With a last ferocious glare the river-man turned back to his boat, followed by the crew. They rowed down toward the river, and the boys watched them out of sight, and then returned triumphant to the cabin. Alice, pale but elated, still clutched her pistol.

“You certainly saved the day for us, Alice,” said Joe. “That fellow would have been inside in another minute and seen all this plunder, and then it would have been all up with us. But now I do believe we’ve got them bluffed out, in spite of their ferocious talk.”

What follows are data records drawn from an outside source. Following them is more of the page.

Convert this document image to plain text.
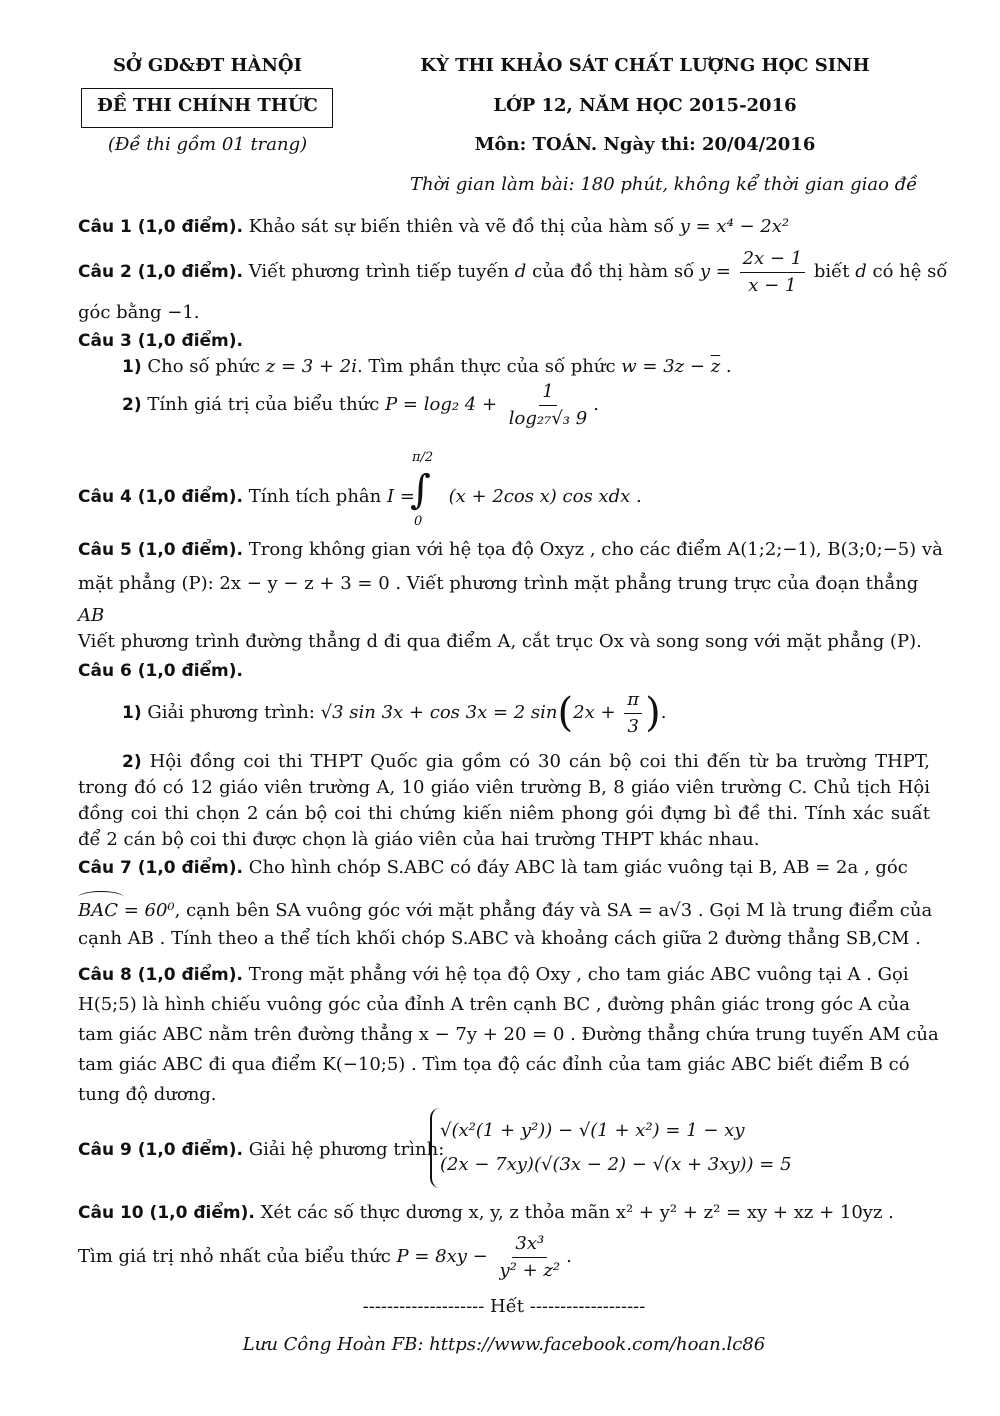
SỞ GD&ĐT HÀNỘI
ĐỀ THI CHÍNH THỨC
(Đề thi gồm 01 trang)
KỲ THI KHẢO SÁT CHẤT LƯỢNG HỌC SINH
LỚP 12, NĂM HỌC 2015-2016
Môn: TOÁN. Ngày thi: 20/04/2016
Thời gian làm bài: 180 phút, không kể thời gian giao đề
Câu 1 (1,0 điểm). Khảo sát sự biến thiên và vẽ đồ thị của hàm số y = x⁴ − 2x²
Câu 2 (1,0 điểm). Viết phương trình tiếp tuyến d của đồ thị hàm số $y = \frac{2x - 1}{x - 1}$ biết d có hệ số
góc bằng −1.
Câu 3 (1,0 điểm).
1) Cho số phức z = 3 + 2i. Tìm phần thực của số phức $w = 3z - \overline{z}$ .
2) Tính giá trị của biểu thức P = log₂ $4 + \frac{1}{\text{log₂₇√₃ 9}}$ .
π/2
∫
0
Câu 4 (1,0 điểm). Tính tích phân I = (x + 2cos x) cos xdx .
Câu 5 (1,0 điểm). Trong không gian với hệ tọa độ Oxyz , cho các điểm A(1;2;−1), B(3;0;−5) và
mặt phẳng (P): 2x − y − z + 3 = 0 . Viết phương trình mặt phẳng trung trực của đoạn thẳng
AB
Viết phương trình đường thẳng d đi qua điểm A, cắt trục Ox và song song với mặt phẳng (P).
Câu 6 (1,0 điểm).
1) Giải phương trình: √3 sin 3x + cos 3x = 2 $\sin(2x + \frac{\pi}{3}$ ).
2) Hội đồng coi thi THPT Quốc gia gồm có 30 cán bộ coi thi đến từ ba trường THPT, trong đó có 12 giáo viên trường A, 10 giáo viên trường B, 8 giáo viên trường C. Chủ tịch Hội đồng coi thi chọn 2 cán bộ coi thi chứng kiến niêm phong gói đựng bì đề thi. Tính xác suất để 2 cán bộ coi thi được chọn là giáo viên của hai trường THPT khác nhau.
Câu 7 (1,0 điểm). Cho hình chóp S.ABC có đáy ABC là tam giác vuông tại B, AB = 2a , góc
BAC = 60⁰, cạnh bên SA vuông góc với mặt phẳng đáy và SA = a√3 . Gọi M là trung điểm của
cạnh AB . Tính theo a thể tích khối chóp S.ABC và khoảng cách giữa 2 đường thẳng SB,CM .
Câu 8 (1,0 điểm). Trong mặt phẳng với hệ tọa độ Oxy , cho tam giác ABC vuông tại A . Gọi
H(5;5) là hình chiếu vuông góc của đỉnh A trên cạnh BC , đường phân giác trong góc A của
tam giác ABC nằm trên đường thẳng x − 7y + 20 = 0 . Đường thẳng chứa trung tuyến AM của
tam giác ABC đi qua điểm K(−10;5) . Tìm tọa độ các đỉnh của tam giác ABC biết điểm B có
tung độ dương.
Câu 9 (1,0 điểm). Giải hệ phương trình:
√(x²(1 + y²)) − √(1 + x²) = 1 − xy
(2x − 7xy)(√(3x − 2) − √(x + 3xy)) = 5
Câu 10 (1,0 điểm). Xét các số thực dương x, y, z thỏa mãn x² + y² + z² = xy + xz + 10yz .
Tìm giá trị nhỏ nhất của biểu thức $P = 8xy - \frac{\text{3x³}}{\text{y² + z²}}$ .
-------------------- Hết -------------------
Lưu Công Hoàn FB: https://www.facebook.com/hoan.lc86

“I saw them glance at one another when Joe said we were leaving in a month,” said Carl.

“That fetched them.”

“Well, I certainly won’t leave until the blackberry honey-flow is over—yes, and the tupelo, too,” said Alice. “It means hundreds of dollars worth of honey to extract.”

“Yes,” said Bob, grimly. “We may as well extract all we can—and then ship all the bees away, and melt up the combs into wax, and burn up the hives. For if we once leave here, we’ll never come back and find any apiary.”